Rénovation énergétique, oui mais à quel rythme ?

Publié le 16 mars 2021

 

Rénovons pour sauver la planète. Si un large consensus se dégage autour de la rénovation énergétique des bâtiments, en revanche, on sent de sérieux tiraillements sur le rythme à lui donner.  

 

Deux camps s’affrontent. D’un côté, ceux qui tentent de freiner les ambitions en matière de rénovation, pour éviter la sortie de route et ne pas déstabiliser davantage le marché immobilier. De l’autre, ceux qui invoquent l’urgence climatique, et veulent avancer à la vitesse grand « V ». La loi « Climat et résilience » actuellement à l’Assemblée nationale traduit volontiers ce débat. Plus de 5300 amendements déposés à ce jour alors que son examen commence à peine, et c’est loin d’être fini.

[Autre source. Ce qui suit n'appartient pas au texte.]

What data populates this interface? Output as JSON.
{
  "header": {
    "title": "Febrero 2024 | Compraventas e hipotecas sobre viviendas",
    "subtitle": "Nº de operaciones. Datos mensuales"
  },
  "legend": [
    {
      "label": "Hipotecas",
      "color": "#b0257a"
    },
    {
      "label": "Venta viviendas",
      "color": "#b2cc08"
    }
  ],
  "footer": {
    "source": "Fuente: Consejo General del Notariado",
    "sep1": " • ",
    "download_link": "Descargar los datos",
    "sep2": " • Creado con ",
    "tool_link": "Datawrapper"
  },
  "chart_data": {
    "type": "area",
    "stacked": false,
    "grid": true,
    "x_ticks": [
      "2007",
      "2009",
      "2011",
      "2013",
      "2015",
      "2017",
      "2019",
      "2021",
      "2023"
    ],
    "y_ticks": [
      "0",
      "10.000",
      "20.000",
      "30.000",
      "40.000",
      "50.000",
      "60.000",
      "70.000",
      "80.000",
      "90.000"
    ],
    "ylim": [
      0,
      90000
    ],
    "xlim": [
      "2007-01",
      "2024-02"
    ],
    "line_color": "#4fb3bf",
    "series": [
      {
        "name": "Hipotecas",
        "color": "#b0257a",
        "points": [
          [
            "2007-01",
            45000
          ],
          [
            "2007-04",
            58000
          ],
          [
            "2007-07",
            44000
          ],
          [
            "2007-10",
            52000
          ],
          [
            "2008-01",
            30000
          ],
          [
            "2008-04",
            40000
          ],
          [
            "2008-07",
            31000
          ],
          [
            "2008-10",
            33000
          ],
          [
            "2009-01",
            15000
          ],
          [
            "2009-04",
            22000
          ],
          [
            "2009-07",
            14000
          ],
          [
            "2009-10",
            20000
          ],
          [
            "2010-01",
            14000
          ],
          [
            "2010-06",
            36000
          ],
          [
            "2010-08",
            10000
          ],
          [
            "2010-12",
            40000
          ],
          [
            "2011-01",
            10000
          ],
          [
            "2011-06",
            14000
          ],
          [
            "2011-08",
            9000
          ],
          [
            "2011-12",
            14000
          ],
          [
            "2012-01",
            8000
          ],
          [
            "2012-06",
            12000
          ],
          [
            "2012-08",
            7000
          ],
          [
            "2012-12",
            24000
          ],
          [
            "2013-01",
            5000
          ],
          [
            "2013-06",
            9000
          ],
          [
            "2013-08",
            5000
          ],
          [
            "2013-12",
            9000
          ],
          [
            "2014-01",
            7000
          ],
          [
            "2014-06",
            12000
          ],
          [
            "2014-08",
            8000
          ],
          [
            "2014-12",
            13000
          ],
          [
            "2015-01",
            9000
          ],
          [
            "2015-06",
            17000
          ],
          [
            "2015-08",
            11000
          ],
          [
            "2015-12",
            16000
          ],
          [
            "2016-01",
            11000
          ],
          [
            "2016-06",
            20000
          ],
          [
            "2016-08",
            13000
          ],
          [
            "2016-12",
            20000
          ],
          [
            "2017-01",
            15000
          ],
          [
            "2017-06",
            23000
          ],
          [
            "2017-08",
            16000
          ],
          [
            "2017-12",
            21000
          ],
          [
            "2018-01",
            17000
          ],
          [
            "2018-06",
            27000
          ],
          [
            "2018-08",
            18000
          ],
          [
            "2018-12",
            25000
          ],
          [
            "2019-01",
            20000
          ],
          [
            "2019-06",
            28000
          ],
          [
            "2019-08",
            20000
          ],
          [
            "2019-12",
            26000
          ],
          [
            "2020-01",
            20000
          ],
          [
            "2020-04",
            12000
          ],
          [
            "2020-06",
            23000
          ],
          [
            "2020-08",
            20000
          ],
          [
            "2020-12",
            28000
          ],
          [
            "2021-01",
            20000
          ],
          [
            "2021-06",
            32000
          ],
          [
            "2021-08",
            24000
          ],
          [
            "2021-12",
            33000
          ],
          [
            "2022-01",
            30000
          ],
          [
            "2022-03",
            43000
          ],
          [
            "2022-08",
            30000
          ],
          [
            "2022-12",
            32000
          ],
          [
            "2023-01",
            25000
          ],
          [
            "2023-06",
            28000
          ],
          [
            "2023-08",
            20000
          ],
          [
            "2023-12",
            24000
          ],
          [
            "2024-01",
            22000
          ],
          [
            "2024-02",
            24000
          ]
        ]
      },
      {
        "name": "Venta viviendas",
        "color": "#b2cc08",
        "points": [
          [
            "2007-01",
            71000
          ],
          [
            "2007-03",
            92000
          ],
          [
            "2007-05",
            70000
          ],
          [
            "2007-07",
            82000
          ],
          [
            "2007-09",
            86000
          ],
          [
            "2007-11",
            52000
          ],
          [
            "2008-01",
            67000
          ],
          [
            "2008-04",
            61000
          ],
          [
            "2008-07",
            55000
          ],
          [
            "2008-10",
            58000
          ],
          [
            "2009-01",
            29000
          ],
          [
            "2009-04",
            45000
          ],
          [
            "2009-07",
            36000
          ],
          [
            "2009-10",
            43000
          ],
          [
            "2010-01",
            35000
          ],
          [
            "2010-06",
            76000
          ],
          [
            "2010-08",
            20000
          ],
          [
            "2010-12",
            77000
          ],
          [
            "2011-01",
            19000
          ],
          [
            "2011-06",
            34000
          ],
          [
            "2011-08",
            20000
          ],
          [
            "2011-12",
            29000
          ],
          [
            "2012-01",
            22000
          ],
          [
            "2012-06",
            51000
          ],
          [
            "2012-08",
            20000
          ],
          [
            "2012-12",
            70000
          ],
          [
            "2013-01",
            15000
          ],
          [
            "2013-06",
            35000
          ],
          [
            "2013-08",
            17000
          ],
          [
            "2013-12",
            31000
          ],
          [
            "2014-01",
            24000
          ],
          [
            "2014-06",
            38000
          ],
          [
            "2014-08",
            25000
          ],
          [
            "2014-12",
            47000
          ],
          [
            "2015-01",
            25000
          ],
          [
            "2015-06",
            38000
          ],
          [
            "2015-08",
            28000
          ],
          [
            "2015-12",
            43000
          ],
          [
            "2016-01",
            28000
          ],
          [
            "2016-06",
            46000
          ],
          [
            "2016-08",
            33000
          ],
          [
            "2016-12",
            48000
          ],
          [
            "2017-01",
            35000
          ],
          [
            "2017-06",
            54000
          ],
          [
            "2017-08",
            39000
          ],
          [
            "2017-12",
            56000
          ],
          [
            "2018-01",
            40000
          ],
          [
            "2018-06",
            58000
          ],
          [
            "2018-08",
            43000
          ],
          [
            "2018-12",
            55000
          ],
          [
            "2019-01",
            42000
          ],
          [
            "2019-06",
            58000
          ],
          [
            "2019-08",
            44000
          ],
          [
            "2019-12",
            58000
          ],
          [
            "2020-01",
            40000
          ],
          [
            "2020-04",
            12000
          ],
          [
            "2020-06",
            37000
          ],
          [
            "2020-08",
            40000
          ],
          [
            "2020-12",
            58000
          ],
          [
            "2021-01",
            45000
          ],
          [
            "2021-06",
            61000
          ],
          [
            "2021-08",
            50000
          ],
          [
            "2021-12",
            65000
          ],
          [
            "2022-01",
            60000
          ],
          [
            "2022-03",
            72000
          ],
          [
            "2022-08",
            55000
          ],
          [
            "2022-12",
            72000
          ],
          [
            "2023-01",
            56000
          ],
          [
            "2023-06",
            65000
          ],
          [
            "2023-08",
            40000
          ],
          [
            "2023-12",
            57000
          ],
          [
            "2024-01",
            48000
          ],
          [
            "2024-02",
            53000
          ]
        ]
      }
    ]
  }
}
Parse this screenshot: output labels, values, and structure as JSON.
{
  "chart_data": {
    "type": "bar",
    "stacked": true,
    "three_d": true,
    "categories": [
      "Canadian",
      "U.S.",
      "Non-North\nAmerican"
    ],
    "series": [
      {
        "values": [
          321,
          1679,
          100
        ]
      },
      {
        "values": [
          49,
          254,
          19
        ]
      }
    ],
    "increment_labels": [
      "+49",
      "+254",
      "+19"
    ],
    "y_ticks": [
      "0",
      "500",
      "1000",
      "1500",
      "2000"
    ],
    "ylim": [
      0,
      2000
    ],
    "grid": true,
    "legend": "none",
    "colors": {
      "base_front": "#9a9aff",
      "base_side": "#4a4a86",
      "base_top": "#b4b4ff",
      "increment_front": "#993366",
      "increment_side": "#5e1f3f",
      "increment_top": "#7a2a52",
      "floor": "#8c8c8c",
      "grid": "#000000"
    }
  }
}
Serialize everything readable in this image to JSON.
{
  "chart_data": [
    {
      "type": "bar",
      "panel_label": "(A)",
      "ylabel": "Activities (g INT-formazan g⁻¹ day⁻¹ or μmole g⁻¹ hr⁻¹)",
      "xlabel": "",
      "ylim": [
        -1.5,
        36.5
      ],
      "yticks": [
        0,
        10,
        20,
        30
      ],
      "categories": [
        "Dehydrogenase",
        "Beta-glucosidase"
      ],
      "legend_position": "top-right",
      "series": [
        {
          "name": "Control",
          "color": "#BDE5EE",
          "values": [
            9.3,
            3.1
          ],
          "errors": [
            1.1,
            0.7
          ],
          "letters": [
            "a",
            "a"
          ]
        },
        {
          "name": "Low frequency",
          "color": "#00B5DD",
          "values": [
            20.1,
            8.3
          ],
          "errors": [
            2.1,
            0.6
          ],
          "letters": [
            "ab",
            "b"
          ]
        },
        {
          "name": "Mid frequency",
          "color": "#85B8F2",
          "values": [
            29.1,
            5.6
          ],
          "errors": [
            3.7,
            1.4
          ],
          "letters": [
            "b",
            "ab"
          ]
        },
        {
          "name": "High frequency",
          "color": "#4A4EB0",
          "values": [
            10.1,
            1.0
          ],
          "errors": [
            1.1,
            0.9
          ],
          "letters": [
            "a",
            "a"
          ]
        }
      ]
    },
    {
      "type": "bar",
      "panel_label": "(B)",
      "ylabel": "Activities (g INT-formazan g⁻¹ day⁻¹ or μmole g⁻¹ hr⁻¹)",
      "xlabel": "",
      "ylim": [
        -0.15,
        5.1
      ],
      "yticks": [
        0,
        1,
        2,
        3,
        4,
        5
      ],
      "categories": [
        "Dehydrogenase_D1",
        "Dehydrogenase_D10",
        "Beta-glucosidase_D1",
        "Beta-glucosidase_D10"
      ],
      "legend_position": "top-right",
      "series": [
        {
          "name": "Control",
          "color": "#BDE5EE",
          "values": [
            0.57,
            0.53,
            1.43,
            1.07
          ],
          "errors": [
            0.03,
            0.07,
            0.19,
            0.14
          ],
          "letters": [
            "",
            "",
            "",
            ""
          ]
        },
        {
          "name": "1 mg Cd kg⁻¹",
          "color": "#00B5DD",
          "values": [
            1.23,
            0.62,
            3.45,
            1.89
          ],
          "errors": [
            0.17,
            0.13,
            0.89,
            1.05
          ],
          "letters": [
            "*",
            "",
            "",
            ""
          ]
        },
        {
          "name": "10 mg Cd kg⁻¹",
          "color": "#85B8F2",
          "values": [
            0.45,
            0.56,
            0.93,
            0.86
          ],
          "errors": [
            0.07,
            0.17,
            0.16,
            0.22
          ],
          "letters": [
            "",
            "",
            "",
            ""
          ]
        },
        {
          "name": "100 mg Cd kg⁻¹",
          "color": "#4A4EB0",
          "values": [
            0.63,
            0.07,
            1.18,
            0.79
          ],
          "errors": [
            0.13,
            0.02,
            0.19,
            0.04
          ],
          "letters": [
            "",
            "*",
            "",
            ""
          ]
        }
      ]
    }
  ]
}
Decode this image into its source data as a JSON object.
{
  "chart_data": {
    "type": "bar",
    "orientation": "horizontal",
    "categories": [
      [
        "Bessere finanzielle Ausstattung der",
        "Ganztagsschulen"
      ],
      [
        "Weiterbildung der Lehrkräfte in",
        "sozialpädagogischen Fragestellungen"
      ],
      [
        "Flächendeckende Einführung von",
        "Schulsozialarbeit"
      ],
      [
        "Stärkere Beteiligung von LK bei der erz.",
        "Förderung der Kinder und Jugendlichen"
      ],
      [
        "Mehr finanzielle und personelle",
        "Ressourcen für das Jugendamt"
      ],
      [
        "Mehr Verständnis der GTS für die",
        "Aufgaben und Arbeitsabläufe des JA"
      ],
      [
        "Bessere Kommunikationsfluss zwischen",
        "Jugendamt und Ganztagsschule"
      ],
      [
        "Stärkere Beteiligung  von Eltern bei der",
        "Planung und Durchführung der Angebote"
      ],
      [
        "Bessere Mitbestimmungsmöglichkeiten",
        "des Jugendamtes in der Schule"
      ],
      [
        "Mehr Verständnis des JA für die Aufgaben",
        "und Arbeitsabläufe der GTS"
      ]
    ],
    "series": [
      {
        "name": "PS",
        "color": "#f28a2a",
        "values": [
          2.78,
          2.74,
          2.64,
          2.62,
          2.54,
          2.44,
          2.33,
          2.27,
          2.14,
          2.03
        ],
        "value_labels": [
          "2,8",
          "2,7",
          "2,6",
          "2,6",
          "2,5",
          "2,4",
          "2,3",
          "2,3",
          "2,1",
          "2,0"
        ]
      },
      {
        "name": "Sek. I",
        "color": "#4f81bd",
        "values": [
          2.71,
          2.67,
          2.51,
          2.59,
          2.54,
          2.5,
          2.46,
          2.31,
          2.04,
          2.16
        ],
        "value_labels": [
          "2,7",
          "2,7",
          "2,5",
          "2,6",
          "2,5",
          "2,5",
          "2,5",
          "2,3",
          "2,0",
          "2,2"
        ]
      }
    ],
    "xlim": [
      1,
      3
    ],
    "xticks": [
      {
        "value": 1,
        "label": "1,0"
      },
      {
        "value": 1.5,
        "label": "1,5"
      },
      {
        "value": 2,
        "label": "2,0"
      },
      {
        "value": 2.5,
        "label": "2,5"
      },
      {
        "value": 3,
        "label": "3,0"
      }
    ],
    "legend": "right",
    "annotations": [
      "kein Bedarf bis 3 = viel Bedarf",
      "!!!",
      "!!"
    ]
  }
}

Il y a d’abord ceux qui se livrent à une forme de surenchère. La loi veut geler les loyers des passoires thermiques partout en France ? Des députés proposent d’aller plus loin et de carrément réduire ces loyers ! La loi programme une interdiction des locations de logements F et G à horizon 2028 ? Pas assez rapide, estiment encore d’autres élus. À l’instar de l’ex-ministre de l’Écologie, Delphine Batho, dont l’amendement proposait une interdiction de mise en location d’un logement F ou G dès 2022, et une interdiction de toute location pour ces mêmes logements dès 2025 ! Disons-le, l’échéance de 2028 pour l’interdiction de location des passoires énergétiques a peu de chance d’être revue. Elle apparaît d’ores et déjà comme une des mesures phares de ce vaste projet de loi, et la commission spéciale chargée d’examiner le projet à l’Assemblée nationale, l’a d’ailleurs validée la semaine passée.

 

Rien n’est joué pour autant. Car il y a aussi ceux qui tenteront de réduire la hauteur de cette vague verte. On l’a vu par le passé -justement en matière de décence énergétique-, entre les promesses d’une loi et sa mise en œuvre, il existe parfois un fossé. Derrière l’annonce en fanfare d’une interdiction de louer un logement F ou G, dès 2028, les curseurs peuvent sacrément bouger :

  • Tous les logements seront-ils concernés ou seulement ceux en monopropriété ?
  • Ce seuil de décence énergétique s’appliquera-t-il à n’importe quelle location ? Ou uniquement aux nouveaux baux et renouvellement de baux ?

Selon les arbitrages, le couperet annoncé pour 2028 pour les logements F et G ne sera peut-être pas aussi tranchant qu’on l’imagine aujourd’hui. Combien parmi les 4,8 millions de passoires énergétiques recensées en France, seront au juste concernées ? Beaucoup risquent encore d’échapper à l’interdiction. Du moins pour un temps. Car après tout, on sait déjà que 2028 ne sera qu’une première vague et que cette rénovation est désormais une lame de fond.